Bright colors tend to make people more upbeat; the trend of automotive interiors with such dark colors is counterproductive to facilitating a happy owner experience. I do not know if this darkness is a predominant Toyota theme, or a reflection of the LE trim level. This coal black interior did conspire to make the cabin inordinately warm on a temperate day. Mrs. Jason said she is unaccustomed to running the air conditioner when the ambient temperature is only 70 degrees Fahrenheit; she said it was like a greenhouse above that temperature. Such absorption of heat likely doesn’t help with the longevity of the interior. Are dyes other than black so prohibitively expensive?
Styling is very subjective, but let’s face it, many of our choices on our automotive purchases possess a certain degree of subjectivity. For being a compact car, I do find this generation of Corolla to be preferable to most of its competition; the redesigned 2014 models aren’t offensive in appearance, a mild evolution of this 2013 model.
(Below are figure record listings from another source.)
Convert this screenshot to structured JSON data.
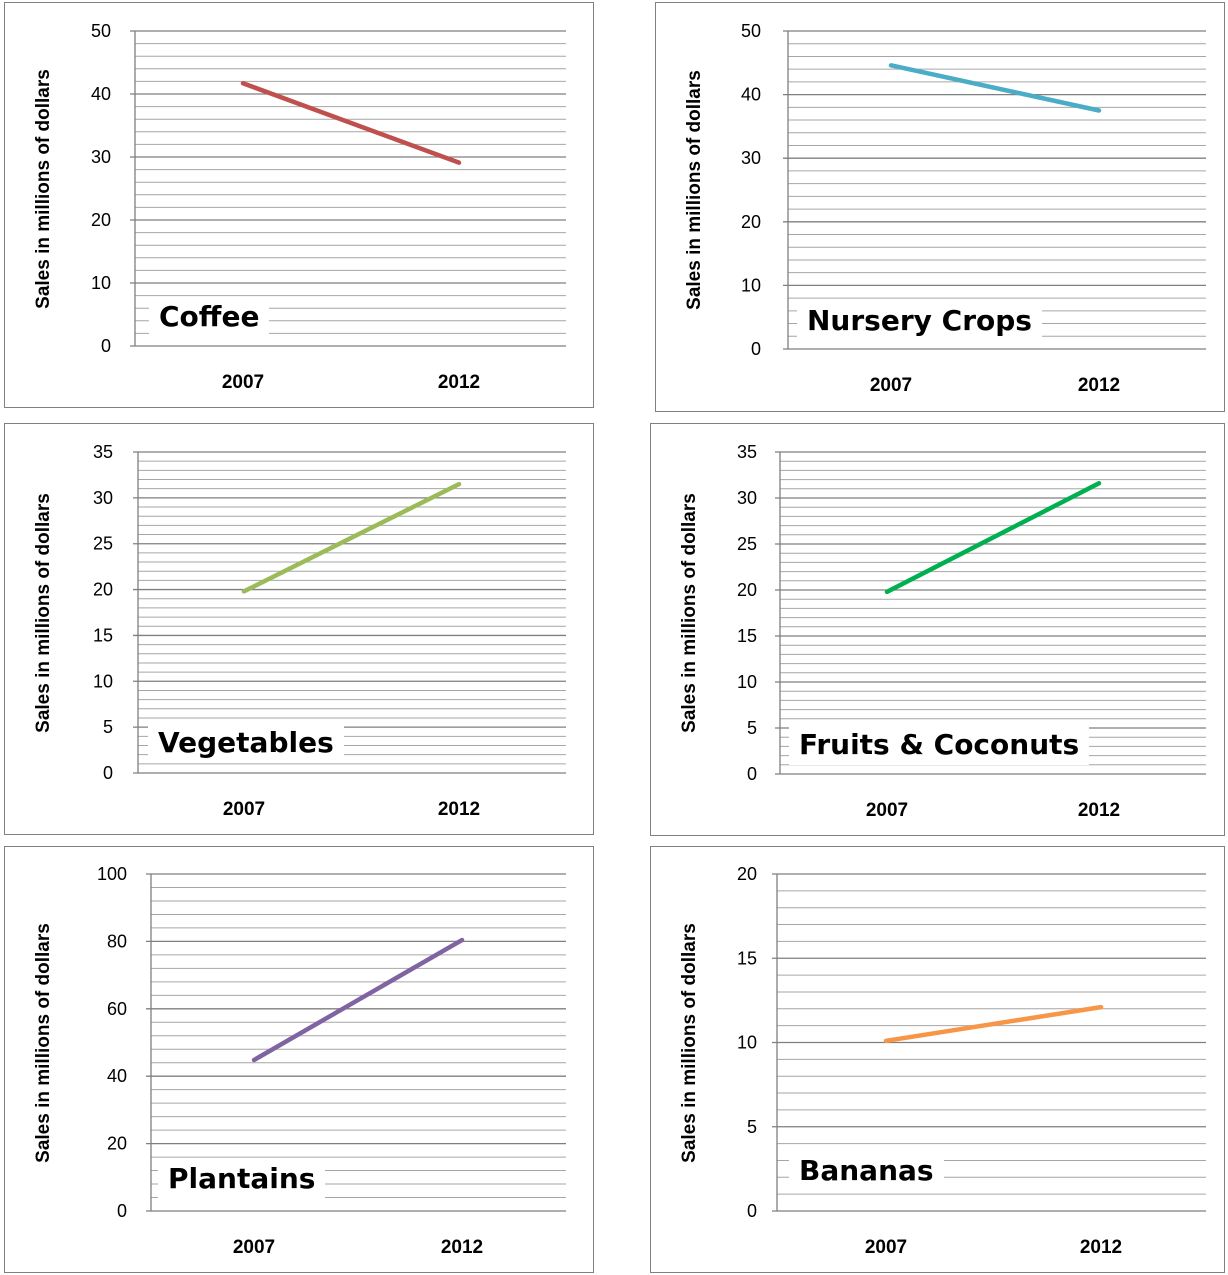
{
  "chart_data": [
    {
      "type": "line",
      "title": "Coffee",
      "ylabel": "Sales in millions of dollars",
      "categories": [
        "2007",
        "2012"
      ],
      "values": [
        41.7,
        29.1
      ],
      "ylim": [
        0,
        50
      ],
      "yticks": [
        0,
        10,
        20,
        30,
        40,
        50
      ],
      "minor_step": 2,
      "color": "#c0504d"
    },
    {
      "type": "line",
      "title": "Nursery Crops",
      "ylabel": "Sales in millions of dollars",
      "categories": [
        "2007",
        "2012"
      ],
      "values": [
        44.6,
        37.5
      ],
      "ylim": [
        0,
        50
      ],
      "yticks": [
        0,
        10,
        20,
        30,
        40,
        50
      ],
      "minor_step": 2,
      "color": "#4bacc6"
    },
    {
      "type": "line",
      "title": "Vegetables",
      "ylabel": "Sales in millions of dollars",
      "categories": [
        "2007",
        "2012"
      ],
      "values": [
        19.8,
        31.5
      ],
      "ylim": [
        0,
        35
      ],
      "yticks": [
        0,
        5,
        10,
        15,
        20,
        25,
        30,
        35
      ],
      "minor_step": 1,
      "color": "#9bbb59"
    },
    {
      "type": "line",
      "title": "Fruits & Coconuts",
      "ylabel": "Sales in millions of dollars",
      "categories": [
        "2007",
        "2012"
      ],
      "values": [
        19.8,
        31.6
      ],
      "ylim": [
        0,
        35
      ],
      "yticks": [
        0,
        5,
        10,
        15,
        20,
        25,
        30,
        35
      ],
      "minor_step": 1,
      "color": "#00b050"
    },
    {
      "type": "line",
      "title": "Plantains",
      "ylabel": "Sales in millions of dollars",
      "categories": [
        "2007",
        "2012"
      ],
      "values": [
        44.8,
        80.4
      ],
      "ylim": [
        0,
        100
      ],
      "yticks": [
        0,
        20,
        40,
        60,
        80,
        100
      ],
      "minor_step": 4,
      "color": "#8064a2"
    },
    {
      "type": "line",
      "title": "Bananas",
      "ylabel": "Sales in millions of dollars",
      "categories": [
        "2007",
        "2012"
      ],
      "values": [
        10.1,
        12.1
      ],
      "ylim": [
        0,
        20
      ],
      "yticks": [
        0,
        5,
        10,
        15,
        20
      ],
      "minor_step": 1,
      "color": "#f79646"
    }
  ]
}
While I still prefer the styling of the Jetta amongst the compact car field, the Corolla does look more appealing than the four-wheeled jelly bean design utilized by some its competitors.
So has Toyota succeeded in making a convert? No. While a decent car, the Corolla did not exhibit any quality that makes it truly unique. It simply did its thing with less overall irritation than what two competitors have.
Being the least offensive does have advantages, something Toyota has certainly been masterful in exploiting. It could be argued that this generally inoffensive demeanor is the strong point for this Corolla and Toyota’s in general. However, I liken it to the student who consistently earns B’s and C’s; he is consistent, yet not a standout. How could he ever expect to graduate at the top of his class?